Filme adını veren Suna da sinemamızda anlatılmasına pek alışık olmadığımız bir kadın karakter. Elli yaşlarında, başını sokacak bir evi yok, akrabalarının ya da eşin dostun yanında kalıyor, geçimini evlere temizliğe giderek ve hastabakıcılık yağarak sağlıyor. Sonunda kendisine bulunan kocayla evlenmek herkes için en uygun çözüm gibi görünüyor ve karısını kaybetmiş, kendisinden hayli yaşlı Veysel ile imam nikâhı kıyıyor Suna. Veysel’in bir kızı var ve resmi nikâhı erteleyip duruyor, miras kaygısından. Suna İstanbul’dan ayrılıp Veysel’in ıssız köyünde yaşamayı, onun her türlü ihtiyacını görmeyi kabul ediyor da işin ucunda yatağı paylaşmak da var, o zor geliyor. “İstemiyorum” koca nezdinde geçerli bir sebep değil, “Seni neden besliyorum o zaman?” sorusuna varıyor işin ucu. Suna da bütün çaresizliğine, çıkışsızlığına rağmen boyun eğip oturacak, kendisine denileni yapacak bir kadın değil. Kendisine ufak nefes alma alanları yaratmaya çalışıyor ama ekonomik olarak özgür değilsen hiçbir alanda olamıyorsun.
Bir kez daha kamerasını görmezden gelinen bir karakterin anlatılmayan hikâyesine son derece gerçekçi şekilde çevirmiş Çiğdem Sezgin. Suna’yı oynayan Nurcan Eren müthiş bir sinema yüzü ve az değerlendirilmiş bir yetenek. Kendisi şahane de bir şarkıcıdır, Sezen Aksu’nun vokalisti olarak yıllarca izledik sahnede. Suna bu kadar sahici bir kadınsa onun payı büyük.
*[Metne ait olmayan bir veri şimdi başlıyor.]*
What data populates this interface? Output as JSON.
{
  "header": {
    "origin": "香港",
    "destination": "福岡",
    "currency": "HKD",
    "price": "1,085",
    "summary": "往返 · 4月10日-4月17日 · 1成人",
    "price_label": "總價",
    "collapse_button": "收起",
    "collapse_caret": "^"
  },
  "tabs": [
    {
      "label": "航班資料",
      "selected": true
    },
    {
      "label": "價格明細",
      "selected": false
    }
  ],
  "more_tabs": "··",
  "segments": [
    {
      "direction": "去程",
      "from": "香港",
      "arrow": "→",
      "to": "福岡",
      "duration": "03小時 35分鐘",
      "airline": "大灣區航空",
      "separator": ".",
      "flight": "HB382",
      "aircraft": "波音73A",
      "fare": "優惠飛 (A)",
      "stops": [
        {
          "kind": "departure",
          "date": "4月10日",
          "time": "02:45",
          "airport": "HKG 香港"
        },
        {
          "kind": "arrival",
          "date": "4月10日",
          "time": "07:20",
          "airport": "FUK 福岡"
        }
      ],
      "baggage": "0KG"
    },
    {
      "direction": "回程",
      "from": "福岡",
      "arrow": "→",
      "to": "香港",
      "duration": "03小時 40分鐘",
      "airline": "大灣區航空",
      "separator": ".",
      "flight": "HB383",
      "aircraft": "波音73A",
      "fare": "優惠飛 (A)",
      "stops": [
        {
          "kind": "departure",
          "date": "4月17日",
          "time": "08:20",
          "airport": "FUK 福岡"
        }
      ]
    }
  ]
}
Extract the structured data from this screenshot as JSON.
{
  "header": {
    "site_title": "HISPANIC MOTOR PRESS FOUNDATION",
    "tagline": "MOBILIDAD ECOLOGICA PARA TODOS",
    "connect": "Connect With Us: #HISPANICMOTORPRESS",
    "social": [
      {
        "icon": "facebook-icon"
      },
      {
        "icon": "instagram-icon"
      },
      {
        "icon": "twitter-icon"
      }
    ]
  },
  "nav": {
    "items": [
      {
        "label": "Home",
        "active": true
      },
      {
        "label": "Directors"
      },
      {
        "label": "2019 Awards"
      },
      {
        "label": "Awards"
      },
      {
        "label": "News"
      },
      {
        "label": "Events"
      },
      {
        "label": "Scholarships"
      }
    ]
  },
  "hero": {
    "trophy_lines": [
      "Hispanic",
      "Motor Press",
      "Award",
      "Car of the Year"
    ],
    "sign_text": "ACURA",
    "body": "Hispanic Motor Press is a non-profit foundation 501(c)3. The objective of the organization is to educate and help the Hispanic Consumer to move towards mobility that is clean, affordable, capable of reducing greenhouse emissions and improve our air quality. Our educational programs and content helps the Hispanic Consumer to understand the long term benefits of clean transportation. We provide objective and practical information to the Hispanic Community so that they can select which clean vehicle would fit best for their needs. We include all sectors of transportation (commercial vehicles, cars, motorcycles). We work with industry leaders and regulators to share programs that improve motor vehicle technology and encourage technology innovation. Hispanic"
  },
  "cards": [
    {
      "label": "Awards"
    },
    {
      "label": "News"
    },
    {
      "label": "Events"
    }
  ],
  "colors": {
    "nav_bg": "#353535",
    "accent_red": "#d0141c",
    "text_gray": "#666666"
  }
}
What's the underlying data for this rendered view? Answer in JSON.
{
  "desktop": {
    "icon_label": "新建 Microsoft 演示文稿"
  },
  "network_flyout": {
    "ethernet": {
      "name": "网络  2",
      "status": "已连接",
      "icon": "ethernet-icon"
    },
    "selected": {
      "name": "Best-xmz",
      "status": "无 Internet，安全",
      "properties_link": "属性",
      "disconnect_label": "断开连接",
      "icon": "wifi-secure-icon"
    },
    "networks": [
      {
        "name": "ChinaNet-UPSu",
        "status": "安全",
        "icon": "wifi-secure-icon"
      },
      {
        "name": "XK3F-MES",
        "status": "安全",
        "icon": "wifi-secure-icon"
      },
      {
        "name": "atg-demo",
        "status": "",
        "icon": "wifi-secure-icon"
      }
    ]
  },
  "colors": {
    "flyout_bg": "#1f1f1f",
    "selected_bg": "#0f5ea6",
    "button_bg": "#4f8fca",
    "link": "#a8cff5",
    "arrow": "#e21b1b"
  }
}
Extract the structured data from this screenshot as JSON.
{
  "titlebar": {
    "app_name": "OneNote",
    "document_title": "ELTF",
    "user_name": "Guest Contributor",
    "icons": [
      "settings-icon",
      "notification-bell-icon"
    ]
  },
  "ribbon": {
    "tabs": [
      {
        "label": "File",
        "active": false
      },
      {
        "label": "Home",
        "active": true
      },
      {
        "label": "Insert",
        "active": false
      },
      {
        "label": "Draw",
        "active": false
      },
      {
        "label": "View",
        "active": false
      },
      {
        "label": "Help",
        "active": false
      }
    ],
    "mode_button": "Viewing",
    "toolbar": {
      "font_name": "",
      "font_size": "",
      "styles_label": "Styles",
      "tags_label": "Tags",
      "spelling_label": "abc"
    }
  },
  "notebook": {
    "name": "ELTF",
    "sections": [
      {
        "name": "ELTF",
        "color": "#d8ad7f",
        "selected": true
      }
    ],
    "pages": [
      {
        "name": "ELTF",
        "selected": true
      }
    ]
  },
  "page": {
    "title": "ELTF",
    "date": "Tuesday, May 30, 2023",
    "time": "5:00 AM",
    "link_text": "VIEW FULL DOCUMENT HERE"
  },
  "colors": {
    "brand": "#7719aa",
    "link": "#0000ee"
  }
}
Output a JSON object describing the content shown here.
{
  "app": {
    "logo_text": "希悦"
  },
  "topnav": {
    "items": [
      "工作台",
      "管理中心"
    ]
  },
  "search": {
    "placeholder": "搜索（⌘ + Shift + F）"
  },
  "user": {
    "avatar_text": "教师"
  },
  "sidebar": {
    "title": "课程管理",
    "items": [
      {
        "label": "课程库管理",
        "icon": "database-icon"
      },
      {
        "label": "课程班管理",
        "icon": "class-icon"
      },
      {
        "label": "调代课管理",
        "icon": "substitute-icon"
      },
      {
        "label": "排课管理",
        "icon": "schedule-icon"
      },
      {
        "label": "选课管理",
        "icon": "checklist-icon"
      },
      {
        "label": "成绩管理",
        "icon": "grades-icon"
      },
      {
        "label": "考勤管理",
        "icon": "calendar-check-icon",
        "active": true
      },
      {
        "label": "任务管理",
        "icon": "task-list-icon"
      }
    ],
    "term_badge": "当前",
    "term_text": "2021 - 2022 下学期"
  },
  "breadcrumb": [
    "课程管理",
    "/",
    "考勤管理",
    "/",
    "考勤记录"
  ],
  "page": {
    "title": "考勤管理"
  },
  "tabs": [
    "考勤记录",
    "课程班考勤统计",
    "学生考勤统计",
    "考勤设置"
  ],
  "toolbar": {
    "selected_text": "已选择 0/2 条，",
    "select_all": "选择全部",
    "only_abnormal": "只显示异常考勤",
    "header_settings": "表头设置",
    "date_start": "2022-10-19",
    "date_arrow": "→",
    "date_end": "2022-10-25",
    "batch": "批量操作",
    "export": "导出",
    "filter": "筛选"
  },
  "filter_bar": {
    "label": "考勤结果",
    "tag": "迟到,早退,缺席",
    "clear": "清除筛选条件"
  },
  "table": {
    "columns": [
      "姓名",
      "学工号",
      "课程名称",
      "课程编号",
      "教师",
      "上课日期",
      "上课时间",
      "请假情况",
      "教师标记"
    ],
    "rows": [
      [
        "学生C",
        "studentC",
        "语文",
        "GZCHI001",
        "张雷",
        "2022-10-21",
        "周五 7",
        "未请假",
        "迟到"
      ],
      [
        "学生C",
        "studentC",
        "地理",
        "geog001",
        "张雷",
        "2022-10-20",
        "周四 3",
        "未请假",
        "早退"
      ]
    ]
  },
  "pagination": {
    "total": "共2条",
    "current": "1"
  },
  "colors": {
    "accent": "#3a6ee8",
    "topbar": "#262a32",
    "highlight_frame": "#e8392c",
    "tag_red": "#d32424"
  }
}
Veysel’de usta oyuncu Tarık Pabuççuoğlu’nu izliyoruz, o da kendine ait çaresizlikleri olan bir karakter. Suna’nın yanında nefes aldığı ve muhtemelen değerli hissettiği bir kişi var; Fırat Tanış’ın oynadığı bir sinema yazarı. Ara sıra kaçıp gittiği kafe -barın işletmecisi ise 30 yaş üstü kadınları çerez tabağının tercih edilmeyen sarı leblebilerine benzeten bir adam- ki onu da Erdem Akakçe oynuyor.
“Suna” iyi oyuncu kadrosu, 2019’da kaybettiğimiz sinema yazarı Cüneyt Cebenoyan’a adanmış katmanlı senaryosu, izleyicinin içini de Suna kadar sıkan atmosferi ve yaşayan karakterleriyle benim için Ayvalık Film Festivali’nin sürprizlerinden biri oldu. Sonrasında Armağan Çağlayan’ın yönettiği, Çiğdem Sezgin ile Nurcan Eren’in katıldığı bir de söyleşi yapıldı, Türkiye’de kadın olmak, özgür olmak ve boyun eğmemek üzerine. Sinemanın Ayvalık’ın her taşına sindiği bir haftaya daha veda ettik böylece. Uzun ömürlü olması, büyüyerek yıllar yılı devam etmesi dileğiyle.